As you go about the act of cheating, a part of you feels fear, guilt. You fear getting caught by your partner, or your partner’s friend… You’re out having a meal or having drinks, having a good time, but throughout that time, you’re paranoid, plagued by a fear of being found out.

You’ve committed such an unforgiveable act, and you know it. And this feeling of guilt gnaws at you, because you know it would break your partner’s heart if he/she someday found out. But even as you feel and know these things, you still feel a sense of happiness, a thrill, a satisfaction from this other person you’re out with, sleeping with.

The hardest part about cheating

There were a few occasions when I was almost found out, and it is those moments when they start asking questions that are the worst. You panic. You’re overwhelmed by anxiety.

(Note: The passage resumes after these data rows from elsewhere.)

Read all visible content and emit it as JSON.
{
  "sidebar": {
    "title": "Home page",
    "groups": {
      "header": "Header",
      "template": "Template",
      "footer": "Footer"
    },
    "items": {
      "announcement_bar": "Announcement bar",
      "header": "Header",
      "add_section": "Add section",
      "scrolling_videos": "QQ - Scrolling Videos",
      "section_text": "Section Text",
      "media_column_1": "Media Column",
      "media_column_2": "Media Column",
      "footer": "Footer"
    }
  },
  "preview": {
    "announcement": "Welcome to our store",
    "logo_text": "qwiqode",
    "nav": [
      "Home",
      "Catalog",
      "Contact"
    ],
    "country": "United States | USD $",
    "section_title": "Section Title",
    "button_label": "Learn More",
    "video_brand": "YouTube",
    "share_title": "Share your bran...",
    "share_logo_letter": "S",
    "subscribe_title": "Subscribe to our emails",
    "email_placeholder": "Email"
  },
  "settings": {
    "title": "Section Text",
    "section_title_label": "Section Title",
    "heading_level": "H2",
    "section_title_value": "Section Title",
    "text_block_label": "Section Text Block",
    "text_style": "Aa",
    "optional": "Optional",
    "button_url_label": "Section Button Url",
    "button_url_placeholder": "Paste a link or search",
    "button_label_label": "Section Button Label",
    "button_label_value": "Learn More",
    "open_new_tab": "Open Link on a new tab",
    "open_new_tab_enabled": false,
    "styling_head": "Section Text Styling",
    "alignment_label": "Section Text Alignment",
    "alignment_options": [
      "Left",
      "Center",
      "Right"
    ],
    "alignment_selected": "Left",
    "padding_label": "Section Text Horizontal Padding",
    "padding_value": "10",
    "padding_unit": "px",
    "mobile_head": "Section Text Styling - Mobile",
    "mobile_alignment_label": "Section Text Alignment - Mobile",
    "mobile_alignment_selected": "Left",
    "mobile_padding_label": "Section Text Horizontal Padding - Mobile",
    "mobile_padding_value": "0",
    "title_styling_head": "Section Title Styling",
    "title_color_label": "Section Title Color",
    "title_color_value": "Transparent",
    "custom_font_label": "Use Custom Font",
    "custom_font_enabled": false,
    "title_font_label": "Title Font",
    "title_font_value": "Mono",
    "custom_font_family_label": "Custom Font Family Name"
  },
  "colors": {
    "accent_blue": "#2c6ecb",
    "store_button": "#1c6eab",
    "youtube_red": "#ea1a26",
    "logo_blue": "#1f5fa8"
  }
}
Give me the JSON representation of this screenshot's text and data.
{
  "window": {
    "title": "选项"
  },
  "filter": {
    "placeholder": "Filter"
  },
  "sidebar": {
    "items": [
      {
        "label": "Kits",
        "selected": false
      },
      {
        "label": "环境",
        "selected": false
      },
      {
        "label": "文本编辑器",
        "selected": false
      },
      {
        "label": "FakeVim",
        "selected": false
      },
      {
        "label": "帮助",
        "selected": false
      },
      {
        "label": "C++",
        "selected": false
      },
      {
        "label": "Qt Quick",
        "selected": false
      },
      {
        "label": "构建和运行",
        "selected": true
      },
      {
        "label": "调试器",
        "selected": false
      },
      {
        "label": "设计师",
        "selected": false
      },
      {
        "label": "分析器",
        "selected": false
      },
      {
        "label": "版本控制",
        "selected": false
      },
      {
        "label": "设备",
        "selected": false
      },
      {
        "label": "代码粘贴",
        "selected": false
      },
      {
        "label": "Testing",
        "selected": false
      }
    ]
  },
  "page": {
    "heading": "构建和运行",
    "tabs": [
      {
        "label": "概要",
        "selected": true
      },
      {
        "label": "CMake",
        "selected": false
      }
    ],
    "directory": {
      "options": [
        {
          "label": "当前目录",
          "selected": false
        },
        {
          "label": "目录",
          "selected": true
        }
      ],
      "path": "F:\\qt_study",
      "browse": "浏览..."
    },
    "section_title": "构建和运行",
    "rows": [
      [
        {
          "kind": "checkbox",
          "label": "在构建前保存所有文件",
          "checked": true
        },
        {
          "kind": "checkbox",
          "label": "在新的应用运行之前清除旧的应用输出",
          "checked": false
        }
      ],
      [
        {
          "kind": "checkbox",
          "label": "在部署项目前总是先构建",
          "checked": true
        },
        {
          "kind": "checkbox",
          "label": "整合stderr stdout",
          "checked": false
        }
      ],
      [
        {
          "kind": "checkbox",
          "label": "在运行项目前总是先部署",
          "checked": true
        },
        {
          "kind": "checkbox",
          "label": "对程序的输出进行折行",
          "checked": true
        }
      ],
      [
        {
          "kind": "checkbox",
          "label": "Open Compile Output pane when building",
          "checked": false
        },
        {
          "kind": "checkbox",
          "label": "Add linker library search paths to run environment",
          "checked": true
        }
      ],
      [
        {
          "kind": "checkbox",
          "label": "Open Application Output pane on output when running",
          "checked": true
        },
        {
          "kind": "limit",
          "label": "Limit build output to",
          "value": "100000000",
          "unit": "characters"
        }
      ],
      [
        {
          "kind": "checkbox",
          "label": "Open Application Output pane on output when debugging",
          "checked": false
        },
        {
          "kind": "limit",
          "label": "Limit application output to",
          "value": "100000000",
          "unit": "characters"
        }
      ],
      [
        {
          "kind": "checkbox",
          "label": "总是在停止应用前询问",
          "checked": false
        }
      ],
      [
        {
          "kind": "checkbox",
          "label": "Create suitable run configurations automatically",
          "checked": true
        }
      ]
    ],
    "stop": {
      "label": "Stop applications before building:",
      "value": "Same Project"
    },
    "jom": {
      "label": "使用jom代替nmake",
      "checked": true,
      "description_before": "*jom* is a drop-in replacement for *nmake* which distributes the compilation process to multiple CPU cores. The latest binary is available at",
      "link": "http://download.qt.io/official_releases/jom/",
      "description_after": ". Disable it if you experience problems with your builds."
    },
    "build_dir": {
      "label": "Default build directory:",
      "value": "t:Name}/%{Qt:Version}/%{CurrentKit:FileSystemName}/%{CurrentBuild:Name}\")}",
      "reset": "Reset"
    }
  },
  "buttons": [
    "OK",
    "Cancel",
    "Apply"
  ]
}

You try to recall if you’ve deleted all traces of cheating from your devices—your phone, your Facebook, your emails. And when all that’s been processed, you start to overreact.

You start to shout. You get defensive about everything. You try to turn the argument around, and you try to make it seem like your partner was the one who was being insecure. You try to throw him/her off in every way possible and pin the blame on them, on how they don’t trust you wholeheartedly.

To cheat or not to cheat?

Even though I’ve cheated many times, I have never been caught. I’ve always ensured my tracks were covered, and my lies, bulletproof. I pre-empted my partners’ response, how they would react, and I had my answer or reaction prepared.

To be honest, it takes a lot of effort to cheat, and to do it “well”. If you weigh the happiness you derive from cheating against the effort it takes to cover your tracks, and all the emotions that come with it—the paranoia, the fear, the anxiety, the guilt—you’ll realize it just isn’t worth it. I’ve had my fair share of cheating, and trust me when I say the benefits never outweigh the costs.

I’ve since grown from all that and no longer cheat, but that’s because I no longer allow myself to suffer silently in unhappy relationships. Why be with someone you’re not happy with, only to have the relationship you really want on the side, and in secret?